When it comes to getting a job and succeeding in the workplace, more and more employers are making assessments of what are often called “soft skills,” “life skills,” “employability skills,” or “social-emotional skills.”
The list goes on and on. More likely than not, you have heard these words and may wonder what the hype is all about.
Even though different sectors use different terminology, these terms all generally refer to the broad set of skills, competencies, behaviors, attitudes, and personal qualities that enable people to effectively navigate their environment, work well with others, perform well, and achieve their goals. These skills are separate from academic abilities such as reading and math, and technical skills such as typing or welding, and are typically not assessed by standard achievement tests, though they enhance a student’s ability to perform well on these tests and to do well in school.
In a recent Child Trends report, Key Soft Skills that Foster Youth Workforce Success, we explored the various conceptualizations of these skills from various disciplines and from across the globe to examine which skills have the most support for enhancing youth workforce success. Despite differences in terminology, a substantial consensus emerges around which skills are considered most useful for youth workforce success:
- Communication: the specific types of communication used in the workplace including oral, written, non-verbal, and listening skills;
- Social skills: interpersonal skills including respecting others, using context- appropriate behavior, and resolving conflict;
- Higher-order thinking skills: a composite of problem solving, critical thinking, and decision-making skills;
- Positive self-concept: intrapersonal skill including self-confidence, self-efficacy, self-awareness and beliefs, as well as self-esteem and a sense of well-being and pride; and
- Self-control: one’s ability to delay gratification, control impulses, direct and focus attention, manage emotions, and regulate behaviors.
In addition to being backed by research, intuition tells us that these skills are important in the workforce, whether you work in an office on the 50th floor of a skyscraper in New York City or in a sugar cane field in Brazil.

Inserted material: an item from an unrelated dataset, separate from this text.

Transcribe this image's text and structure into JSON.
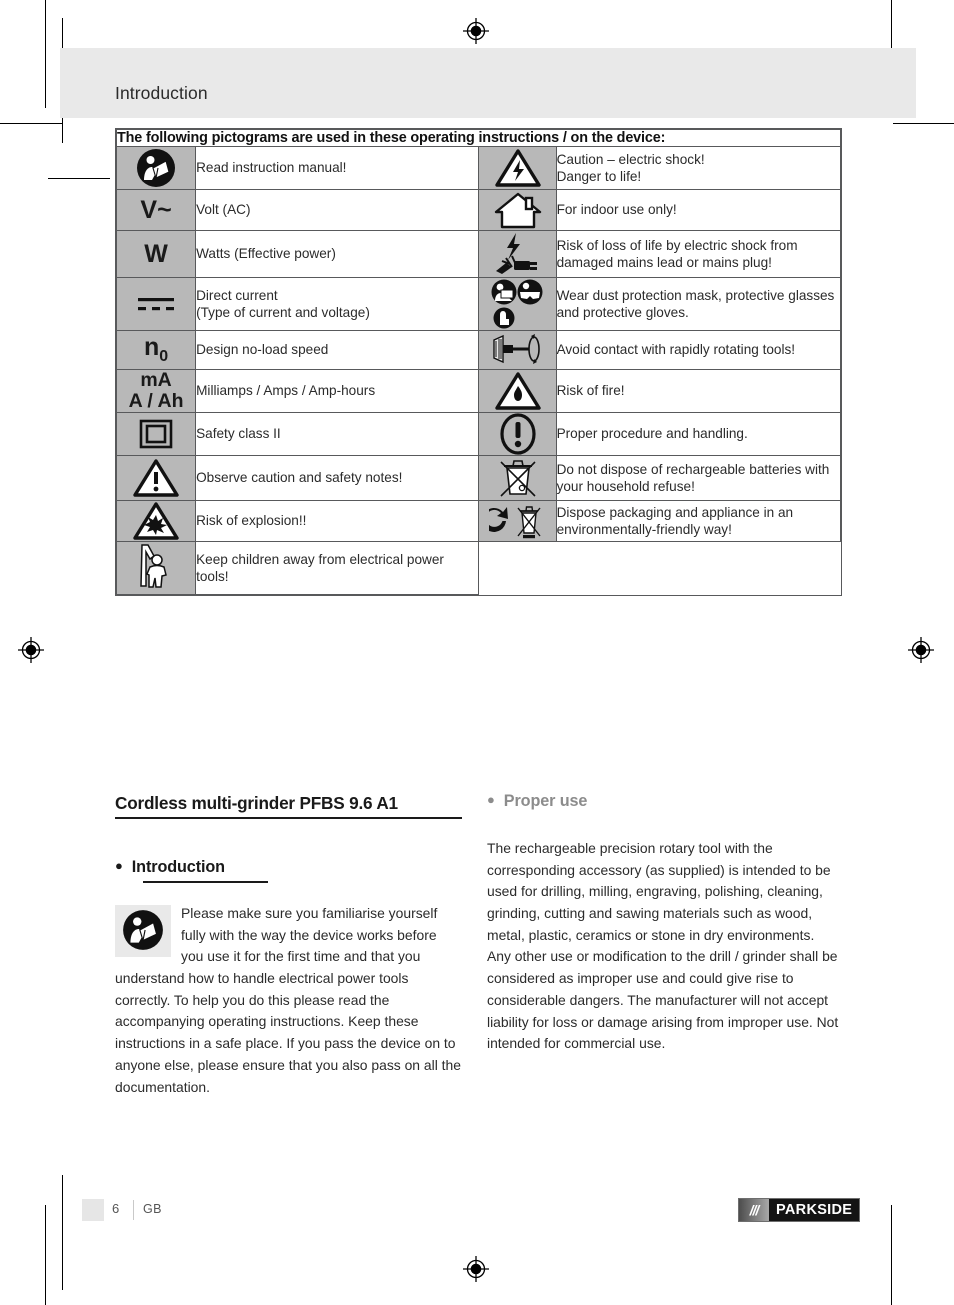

Communication skills are constantly used in the workforce. For example, office workers often send dozens of emails per day and the most efficient workers are those that send clear, concise messages to get their point across.

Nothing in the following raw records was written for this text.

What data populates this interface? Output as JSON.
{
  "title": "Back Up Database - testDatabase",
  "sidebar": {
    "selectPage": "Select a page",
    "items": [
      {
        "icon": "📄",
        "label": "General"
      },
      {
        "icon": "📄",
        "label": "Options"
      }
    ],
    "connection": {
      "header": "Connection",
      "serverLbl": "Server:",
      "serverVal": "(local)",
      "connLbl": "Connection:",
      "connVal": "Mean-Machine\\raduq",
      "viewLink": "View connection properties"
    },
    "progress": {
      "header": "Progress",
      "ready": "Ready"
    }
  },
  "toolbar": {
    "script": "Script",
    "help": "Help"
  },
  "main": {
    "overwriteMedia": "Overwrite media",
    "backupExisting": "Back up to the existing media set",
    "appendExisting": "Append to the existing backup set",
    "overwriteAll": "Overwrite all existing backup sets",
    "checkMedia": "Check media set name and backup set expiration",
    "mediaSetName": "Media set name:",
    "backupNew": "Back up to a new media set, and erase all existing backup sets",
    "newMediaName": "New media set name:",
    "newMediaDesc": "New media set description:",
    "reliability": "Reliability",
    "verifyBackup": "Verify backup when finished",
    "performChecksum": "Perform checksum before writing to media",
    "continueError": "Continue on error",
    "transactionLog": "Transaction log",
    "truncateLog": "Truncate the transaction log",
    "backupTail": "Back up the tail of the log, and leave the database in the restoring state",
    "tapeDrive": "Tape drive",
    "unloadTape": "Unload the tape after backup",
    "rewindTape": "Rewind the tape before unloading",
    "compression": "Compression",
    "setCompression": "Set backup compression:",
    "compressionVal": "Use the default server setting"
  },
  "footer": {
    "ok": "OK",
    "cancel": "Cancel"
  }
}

Social skills manifest any time an employee or potential employee interacts with others — from customers to CEOs. Any salesperson can read a prescribed pitch to make a sale, but a successful one is able to adapt his or her pitch to the individual client while treating every customer with respect.
Higher-order thinking skills, such as problem solving, critical thinking, and decision-making are put to use every day in the workforce much like a chef making a recipe substation when the market is out of that special ingredient.
A positive self-concept provides employees or entrepreneurs with confidence in their abilities. Young entrepreneurs need positive self-concepts in order to pitch their business ventures to banks and micro-lenders.
Self-control is invaluable in the world of work, because it helps workers around the world arrive for work on time and stay productive while they are there, no matter what the job.
Whatever you call them, it is clear that these skills are important. Just think of instances you know of when a young person was fired – was it because they lacked a technical skill or because they did not display what many feel are “basic” abilities such as showing up on time, or being respectful to coworkers? A growing evidence base shows that these qualities rival academic or technical skills in their ability to predict employment and earnings, among other workforce outcomes.
In addition to helping youth succeed at work around the world, they also have powerful relationships with other youth outcomes. Just this year, new research in the United States shows that social skills in kindergarten have been linked to educational success, a decreased likelihood of arrest, and even a smaller probability of needing public assistance in adulthood. It is critical for us to continue the discussion about soft skills, and recognize that, regardless of terminology used to describe them, they are a critical ingredient to ensuring youth are prepared for adulthood.